When climate activist and Nobel Peace Prize Nominee Greta Thunberg was 11, she became so distraught over the realization of the severity of climate change that she stopped eating and speaking. With the help of her family, Greta found her calling in creating a global school strike that caught the attention of world leaders.  Our House is On Fire is one family’s memoir of how it overcame internal struggles while saving our planet one strike at a time.

“One can live without having survived.”― Carolyn Forché

Carolyn Forche (1950) is an award winning American poet, translator, professor and human rights advocate. She is a director and professor at Georgetown University and has received four honorary doctorates for her extensive work in translation, poetry and humanitarian reporting. What You Have Heard is True is about her humanitarian work during her time in El Salvador. 

“Whomever you become, whatever you make yourself into, that is who you always were.”― Tara Westover

An author and historian, Westover (1986) spent her childhood growing up in rural Idaho with no access to health care or formal education. Her memoir of her up-bringing details the unique ways she taught herself to read, write, and survive, leading her all the way to Cambridge University. You won’t look at your own childhood experience the same way after reading her fascinating memoir Educated.
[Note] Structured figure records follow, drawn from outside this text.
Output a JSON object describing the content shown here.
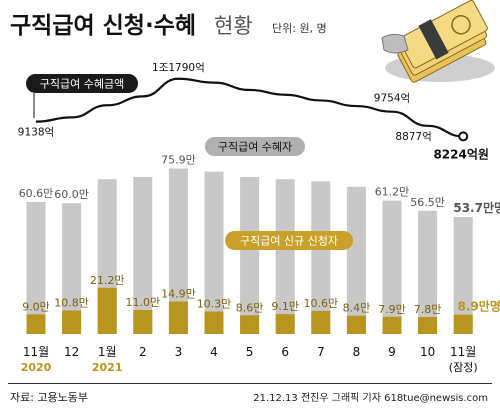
{
  "title": "구직급여 신청·수혜",
  "title_suffix": "현황",
  "unit_note": "단위: 원, 명",
  "source": "자료: 고용노동부",
  "credit": "21.12.13 전진우 그래픽 기자 618tue@newsis.com",
  "colors": {
    "line": "#111111",
    "recipient_bar": "#c8c8c8",
    "new_bar": "#b8951f",
    "new_bar_dark": "#7a5f0e",
    "last_value_new": "#b8951f",
    "year_label": "#b8951f"
  },
  "chart_data": [
    {
      "type": "line",
      "series_label": "구직급여 수혜금액",
      "categories": [
        "11월",
        "12",
        "1월",
        "2",
        "3",
        "4",
        "5",
        "6",
        "7",
        "8",
        "9",
        "10",
        "11월"
      ],
      "year_labels": [
        "2020",
        "",
        "2021",
        "",
        "",
        "",
        "",
        "",
        "",
        "",
        "",
        "",
        ""
      ],
      "last_category_note": "(잠정)",
      "values": [
        9138,
        9400,
        10150,
        10700,
        11790,
        11550,
        11100,
        10800,
        10450,
        10100,
        9754,
        8877,
        8224
      ],
      "data_labels": [
        "9138억",
        "",
        "",
        "",
        "1조1790억",
        "",
        "",
        "",
        "",
        "",
        "9754억",
        "8877억",
        "8224억원"
      ]
    },
    {
      "type": "bar",
      "series": [
        {
          "name": "구직급여 수혜자",
          "values": [
            60.6,
            60.0,
            71.0,
            72.0,
            75.9,
            74.5,
            72.0,
            71.0,
            70.0,
            67.5,
            61.2,
            56.5,
            53.7
          ],
          "data_labels": [
            "60.6만",
            "60.0만",
            "",
            "",
            "75.9만",
            "",
            "",
            "",
            "",
            "",
            "61.2만",
            "56.5만",
            "53.7만명"
          ]
        },
        {
          "name": "구직급여 신규 신청자",
          "values": [
            9.0,
            10.8,
            21.2,
            11.0,
            14.9,
            10.3,
            8.6,
            9.1,
            10.6,
            8.4,
            7.9,
            7.8,
            8.9
          ],
          "data_labels": [
            "9.0만",
            "10.8만",
            "21.2만",
            "11.0만",
            "14.9만",
            "10.3만",
            "8.6만",
            "9.1만",
            "10.6만",
            "8.4만",
            "7.9만",
            "7.8만",
            "8.9만명"
          ]
        }
      ]
    }
  ]
}
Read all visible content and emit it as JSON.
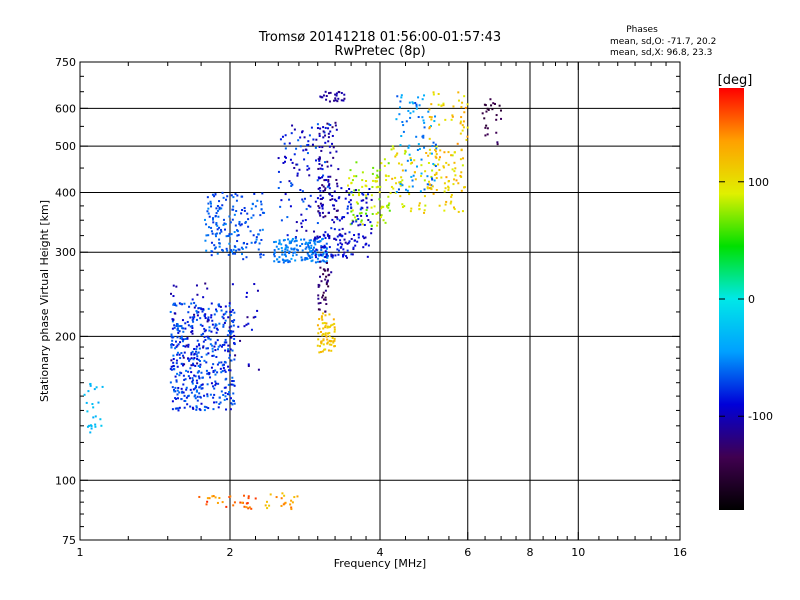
{
  "chart_data": {
    "type": "scatter",
    "title": "Tromsø 20141218 01:56:00-01:57:43",
    "subtitle": "RwPretec (8p)",
    "xlabel": "Frequency [MHz]",
    "ylabel": "Stationary phase Virtual Height [km]",
    "xscale": "log",
    "yscale": "log",
    "xlim": [
      1,
      16
    ],
    "ylim": [
      75,
      750
    ],
    "grid": true,
    "x_ticks": [
      1,
      2,
      4,
      6,
      8,
      10,
      16
    ],
    "x_tick_labels": [
      "1",
      "2",
      "4",
      "6",
      "8",
      "10",
      "16"
    ],
    "x_minor_ticks": [
      1.25,
      1.5,
      1.75,
      2.25,
      2.5,
      2.75,
      3,
      3.25,
      3.5,
      3.75,
      4.5,
      5,
      5.5,
      6.5,
      7,
      7.5,
      8.5,
      9,
      9.5,
      11,
      12,
      13,
      14,
      15
    ],
    "x_gridlines": [
      2,
      4,
      6,
      8,
      10
    ],
    "y_ticks": [
      75,
      100,
      200,
      300,
      400,
      500,
      600,
      750
    ],
    "y_tick_labels": [
      "75",
      "100",
      "200",
      "300",
      "400",
      "500",
      "600",
      "750"
    ],
    "y_minor_ticks": [
      80,
      85,
      90,
      95,
      110,
      120,
      130,
      140,
      150,
      160,
      170,
      180,
      190,
      225,
      250,
      275,
      325,
      350,
      375,
      450,
      550,
      650,
      700
    ],
    "y_gridlines": [
      100,
      200,
      300,
      400,
      500,
      600
    ],
    "legend": {
      "title": "Phases",
      "lines": [
        "mean, sd,O: -71.7, 20.2",
        "mean, sd,X:  96.8, 23.3"
      ],
      "placement": "top-right"
    },
    "colorbar": {
      "title": "[deg]",
      "range": [
        -180,
        180
      ],
      "ticks": [
        100,
        0,
        -100
      ],
      "tick_labels": [
        "100",
        "0",
        "-100"
      ],
      "colors": [
        "#000000",
        "#400050",
        "#0000d8",
        "#00a0ff",
        "#00e8e8",
        "#00e000",
        "#e0f000",
        "#ffa000",
        "#ff0000"
      ]
    },
    "series_note": "ionogram echoes; each point colored by phase (deg)",
    "series": [
      {
        "clusters": [
          {
            "x": [
              1.52,
              2.05
            ],
            "y": [
              140,
              235
            ],
            "phase": [
              -95,
              -55
            ],
            "n": 450
          },
          {
            "x": [
              1.78,
              2.35
            ],
            "y": [
              290,
              400
            ],
            "phase": [
              -80,
              -50
            ],
            "n": 170
          },
          {
            "x": [
              2.45,
              3.15
            ],
            "y": [
              285,
              320
            ],
            "phase": [
              -65,
              -45
            ],
            "n": 160
          },
          {
            "x": [
              2.95,
              3.85
            ],
            "y": [
              292,
              330
            ],
            "phase": [
              -110,
              -75
            ],
            "n": 90
          },
          {
            "x": [
              2.5,
              3.2
            ],
            "y": [
              320,
              560
            ],
            "phase": [
              -110,
              -60
            ],
            "n": 120
          },
          {
            "x": [
              3.0,
              3.3
            ],
            "y": [
              350,
              560
            ],
            "phase": [
              -130,
              -90
            ],
            "n": 80
          },
          {
            "x": [
              3.45,
              4.2
            ],
            "y": [
              340,
              470
            ],
            "phase": [
              60,
              100
            ],
            "n": 90
          },
          {
            "x": [
              3.2,
              3.9
            ],
            "y": [
              325,
              410
            ],
            "phase": [
              -110,
              -70
            ],
            "n": 60
          },
          {
            "x": [
              4.2,
              5.9
            ],
            "y": [
              360,
              500
            ],
            "phase": [
              80,
              130
            ],
            "n": 110
          },
          {
            "x": [
              4.3,
              5.2
            ],
            "y": [
              400,
              640
            ],
            "phase": [
              -70,
              -30
            ],
            "n": 80
          },
          {
            "x": [
              5.0,
              6.0
            ],
            "y": [
              400,
              650
            ],
            "phase": [
              90,
              140
            ],
            "n": 70
          },
          {
            "x": [
              3.0,
              3.25
            ],
            "y": [
              185,
              225
            ],
            "phase": [
              100,
              130
            ],
            "n": 70
          },
          {
            "x": [
              3.0,
              3.2
            ],
            "y": [
              225,
              290
            ],
            "phase": [
              -150,
              -110
            ],
            "n": 40
          },
          {
            "x": [
              1.65,
              2.3
            ],
            "y": [
              87,
              93
            ],
            "phase": [
              130,
              170
            ],
            "n": 30
          },
          {
            "x": [
              2.35,
              2.75
            ],
            "y": [
              87,
              94
            ],
            "phase": [
              110,
              150
            ],
            "n": 20
          },
          {
            "x": [
              1.02,
              1.12
            ],
            "y": [
              125,
              160
            ],
            "phase": [
              -40,
              -20
            ],
            "n": 25
          },
          {
            "x": [
              6.4,
              7.0
            ],
            "y": [
              500,
              640
            ],
            "phase": [
              -160,
              -120
            ],
            "n": 25
          },
          {
            "x": [
              3.0,
              3.45
            ],
            "y": [
              620,
              650
            ],
            "phase": [
              -120,
              -100
            ],
            "n": 25
          },
          {
            "x": [
              1.5,
              2.3
            ],
            "y": [
              170,
              260
            ],
            "phase": [
              -120,
              -80
            ],
            "n": 60
          }
        ]
      }
    ]
  }
}
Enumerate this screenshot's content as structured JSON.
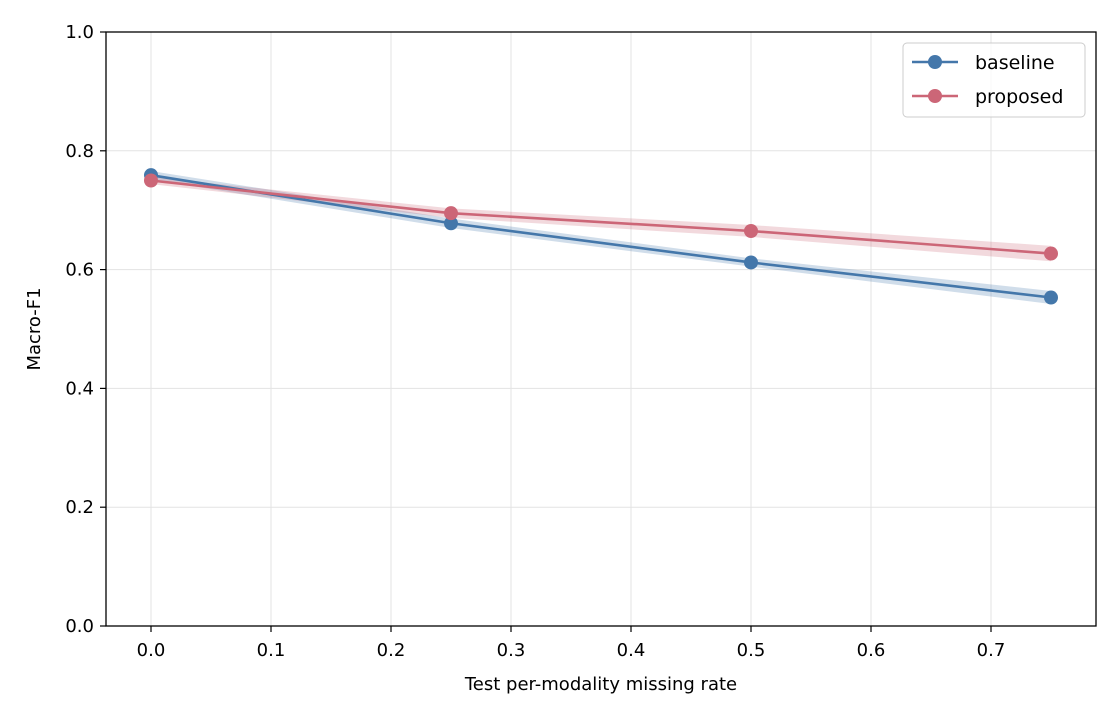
{
  "chart_data": {
    "type": "line",
    "title": "",
    "xlabel": "Test per-modality missing rate",
    "ylabel": "Macro-F1",
    "xlim": [
      -0.0375,
      0.7875
    ],
    "ylim": [
      0.0,
      1.0
    ],
    "xticks": [
      "0.0",
      "0.1",
      "0.2",
      "0.3",
      "0.4",
      "0.5",
      "0.6",
      "0.7"
    ],
    "yticks": [
      "0.0",
      "0.2",
      "0.4",
      "0.6",
      "0.8",
      "1.0"
    ],
    "grid": true,
    "legend_position": "top-right",
    "x": [
      0.0,
      0.25,
      0.5,
      0.75
    ],
    "series": [
      {
        "name": "baseline",
        "color": "#4477aa",
        "values": [
          0.759,
          0.678,
          0.612,
          0.553
        ],
        "band_lower": [
          0.752,
          0.67,
          0.605,
          0.542
        ],
        "band_upper": [
          0.766,
          0.686,
          0.619,
          0.564
        ]
      },
      {
        "name": "proposed",
        "color": "#cc6677",
        "values": [
          0.75,
          0.695,
          0.665,
          0.627
        ],
        "band_lower": [
          0.744,
          0.687,
          0.655,
          0.614
        ],
        "band_upper": [
          0.756,
          0.703,
          0.675,
          0.64
        ]
      }
    ]
  }
}
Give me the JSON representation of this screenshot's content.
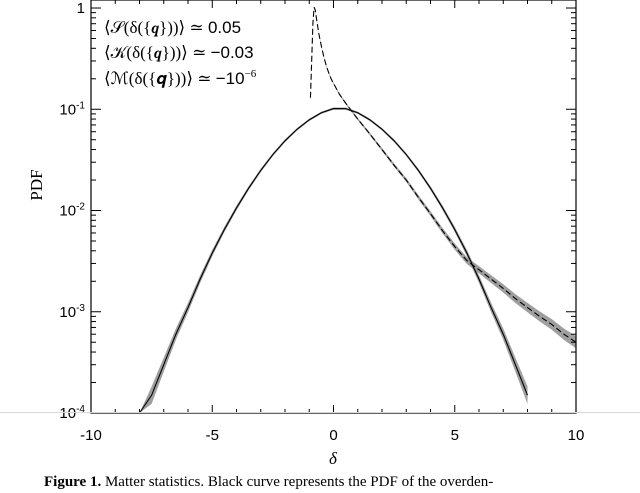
{
  "chart_data": {
    "type": "line",
    "xlabel": "δ",
    "ylabel": "PDF",
    "xlim": [
      -10,
      10
    ],
    "ylim": [
      0.0001,
      1.2
    ],
    "yscale": "log",
    "grid": false,
    "x_ticks": [
      -10,
      -5,
      0,
      5,
      10
    ],
    "x_tick_labels": [
      "-10",
      "-5",
      "0",
      "5",
      "10"
    ],
    "y_ticks": [
      0.0001,
      0.001,
      0.01,
      0.1,
      1
    ],
    "y_tick_labels": [
      {
        "base": "10",
        "exp": "-4"
      },
      {
        "base": "10",
        "exp": "-3"
      },
      {
        "base": "10",
        "exp": "-2"
      },
      {
        "base": "10",
        "exp": "-1"
      },
      {
        "base": "1",
        "exp": ""
      }
    ],
    "annotations": [
      {
        "lhs": "⟨𝒮(δ({𝒒}))⟩ ≃ ",
        "rhs": "0.05"
      },
      {
        "lhs": "⟨𝒦(δ({𝒒}))⟩ ≃ ",
        "rhs": "−0.03"
      },
      {
        "lhs": "⟨ℳ(δ({𝒒}))⟩ ≃ ",
        "rhs": "−10",
        "sup": "−6"
      }
    ],
    "series": [
      {
        "style": "solid",
        "color": "#000000",
        "x": [
          -8.0,
          -7.5,
          -7.0,
          -6.5,
          -6.0,
          -5.5,
          -5.0,
          -4.5,
          -4.0,
          -3.5,
          -3.0,
          -2.5,
          -2.0,
          -1.5,
          -1.0,
          -0.5,
          0.0,
          0.5,
          1.0,
          1.5,
          2.0,
          2.5,
          3.0,
          3.5,
          4.0,
          4.5,
          5.0,
          5.5,
          6.0,
          6.5,
          7.0,
          7.5,
          8.0
        ],
        "y": [
          7e-05,
          0.00015,
          0.0003,
          0.0006,
          0.0011,
          0.0021,
          0.0038,
          0.0065,
          0.0106,
          0.0166,
          0.0249,
          0.0357,
          0.0488,
          0.0635,
          0.0786,
          0.0924,
          0.1015,
          0.1014,
          0.0924,
          0.0786,
          0.0635,
          0.0488,
          0.0357,
          0.0249,
          0.0166,
          0.0106,
          0.0065,
          0.0038,
          0.0021,
          0.0011,
          0.0006,
          0.0003,
          0.00015
        ]
      },
      {
        "style": "dashed",
        "color": "#000000",
        "x": [
          -0.95,
          -0.9,
          -0.85,
          -0.8,
          -0.75,
          -0.7,
          -0.6,
          -0.5,
          -0.4,
          -0.3,
          -0.2,
          -0.1,
          0.0,
          0.25,
          0.5,
          1.0,
          1.5,
          2.0,
          2.5,
          3.0,
          3.5,
          4.0,
          4.5,
          5.0,
          5.5,
          6.0,
          6.5,
          7.0,
          7.5,
          8.0,
          8.5,
          9.0,
          9.5,
          10.0
        ],
        "y": [
          0.13,
          0.3,
          0.7,
          1.02,
          0.95,
          0.78,
          0.55,
          0.42,
          0.33,
          0.27,
          0.23,
          0.2,
          0.18,
          0.14,
          0.115,
          0.08,
          0.057,
          0.04,
          0.028,
          0.02,
          0.0135,
          0.0093,
          0.0063,
          0.0044,
          0.0032,
          0.0026,
          0.0021,
          0.0017,
          0.00135,
          0.0011,
          0.0009,
          0.00075,
          0.0006,
          0.0005
        ]
      }
    ]
  },
  "caption": {
    "bold": "Figure 1.",
    "text": " Matter statistics. Black curve represents the PDF of the overden-"
  }
}
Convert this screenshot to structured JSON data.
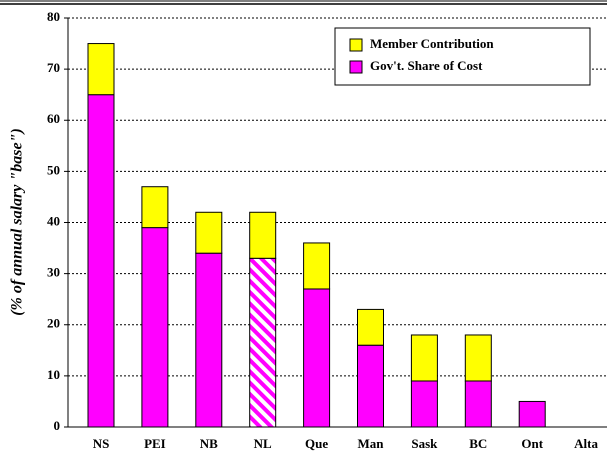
{
  "chart_data": {
    "type": "stacked_bar",
    "y_label": "(% of annual salary \"base\")",
    "categories": [
      "NS",
      "PEI",
      "NB",
      "NL",
      "Que",
      "Man",
      "Sask",
      "BC",
      "Ont",
      "Alta"
    ],
    "series": [
      {
        "name": "Gov't. Share of Cost",
        "color": "#ff00ff",
        "values": [
          65,
          39,
          34,
          33,
          27,
          16,
          9,
          9,
          5,
          0
        ]
      },
      {
        "name": "Member Contribution",
        "color": "#ffff00",
        "values": [
          10,
          8,
          8,
          9,
          9,
          7,
          9,
          9,
          0,
          0
        ]
      }
    ],
    "hatched": [
      "NL"
    ],
    "ylim": [
      0,
      80
    ],
    "yticks": [
      0,
      10,
      20,
      30,
      40,
      50,
      60,
      70,
      80
    ],
    "grid": true,
    "legend": "top-right"
  }
}
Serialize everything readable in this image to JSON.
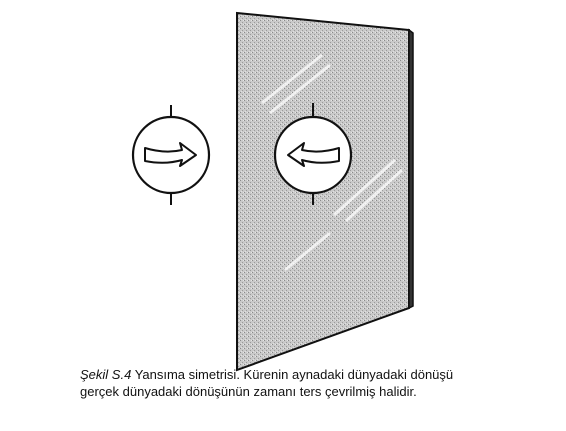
{
  "figure": {
    "colors": {
      "ink": "#111111",
      "mirror_texture": "#bdbdbd",
      "background": "#ffffff"
    },
    "real_sphere": {
      "icon": "right-arrow-icon",
      "rotation": "right"
    },
    "reflected_sphere": {
      "icon": "left-arrow-icon",
      "rotation": "left"
    }
  },
  "caption": {
    "label": "Şekil S.4",
    "line1": "Yansıma simetrisi. Kürenin aynadaki dünyadaki dönüşü",
    "line2": "gerçek dünyadaki dönüşünün zamanı ters çevrilmiş halidir."
  }
}
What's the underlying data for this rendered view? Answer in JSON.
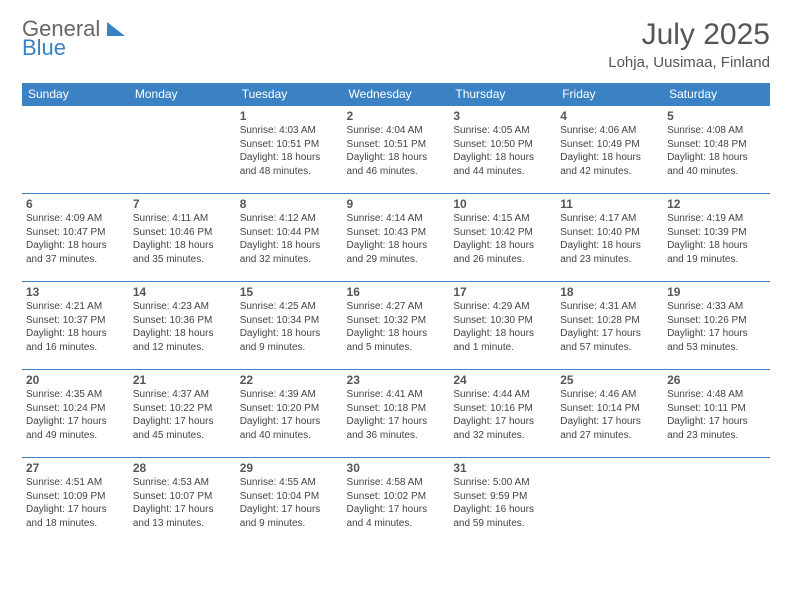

“We are responsible for our own ignorance or, with time and openhearted enlightenment, our own wisdom.” – Isabel Wilkerson

First African-American woman Pulitzer Prize in Journalism winner Isabel Wilkerson (1961) is a university professor who tackles racial hierarchy in her journalism and books. She has been featured in the New York Times, been interviewed by Oprah and her books are a standard in college curriculum. Caste: The Origins of Our Discontents is an intellectual researched book that weaves true life stories about the deep roots of inequality in race, gender, and ethnicity. Wilkerson uses real-life stories of people from Martin Luther King Jr. to her own life. Caste provides examples of opportunities to move past history and towards real change for all.